Our method can be vulnerable to wrong alignment order, however, and when the alignments were performed by using the original (i.e., wrong) guide tree, the algorithm attempted to explain the inconsistency in the data by inferring additional gaps (data not shown).

CAV2.
For the CAV2 alignments, a guide tree inferred with a maximum likelihood approach is used, although the placement of rodent and rabbit sequences in the tree is controversial (Fig. 4). The sequences are aligned with CLUSTALW both using the software default parameters (analysis CLUSTALW ) and, because the high penalty for long gaps seems to cause problems, using the default parameters except a gap extension penalty of 0 (CLUSTALW_0). The probabilistic alignments, either allowing for insertions to be closed or forcing the algorithm to keep them open (HKY⁺ and HKY^+F, respectively), are performed by using parameters r = 0.025, e = 0.9, g = 0, and the HKY model with empirical base frequencies (0.166/0.314/0.402/0.117 for A/C/G/T) and k = 2. The resulting alignments are shown in Figs. 12–15, respectively.
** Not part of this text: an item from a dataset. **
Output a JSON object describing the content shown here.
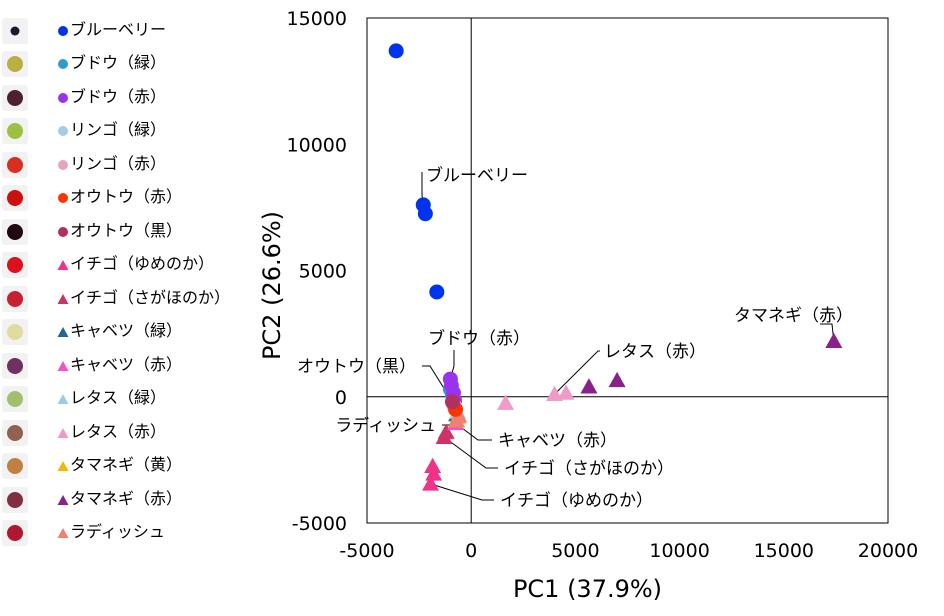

The CLUSTALW alignment is very compact, only 9.7 kb in comparison with 12.0, 13.6, and 14.3 kb for CLUSTALW_0, HKY⁺, and HKY^+F, respectively, and some regions are clearly overmatched by discouraging insertions in single or only a few sequences (Fig. 12). The first and third exons are correctly aligned among the mammals and between mammals and chicken (sites 565–714 and 9,007–9,157, respectively), whereas the second exon of chicken is misaligned in comparison with mammals (sites 1,179–1,367 in mammals but 809–996 in chicken). The alignment CLUSTALW_0 is less compact, mostly because of the fragmentation due to many short gaps (Fig. 13). The first and third exons are again correctly aligned (654–803 and 11,333–11,483, respectively), and the second exon is not (1,376–1,630 in mammals, 910–1,176 in chicken). The alignment HKY⁺ is even longer than CLUSTALW_0, but the most dramatic difference is in the structure of the gaps: the difference in sequence lengths is distributed among fewer and longer indel events, and in most cases these gaps are consistent with phylogeny; i.e., they can be explained by a single insertion or deletion event and the shared history of the sequences (Fig. 14). All three exons are correctly aligned among all of the sequences (sites 1,095–1,244, 1,825–2,012, and 12,608–12,758), although the alignment of nonexonic regions of the evolutionarily very distant chicken sequence to mammals is locally incorrect, and in some places the chicken sequence is matched against sites earlier inferred as insertion. The problem is largely resolved by forcing the algorithm to skip over all of the insertions (HKY^+F): exons are correctly aligned (sites 1,159–1,308, 1,948–2,135 and 13,500–13,650), and, as expected, large proportions of the alignment consist of long insertions in a single or only a few sequences (Fig. 15).

1. Thompson, J. D., Higgins, D. G. & Gibson, T. J. (1994) Nucleic Acids Res. 22, 4673–4680.

2. Jukes, T. H. & Cantor, C. (1969) in Mammalian Protein Metabolism, ed. Munro, H. N. (Academic, New York), pp. 21–132.

3. Hasegawa, M., Kishino, H. & Yano, T. (1985) J. Mol. Evol. 22, 160–174.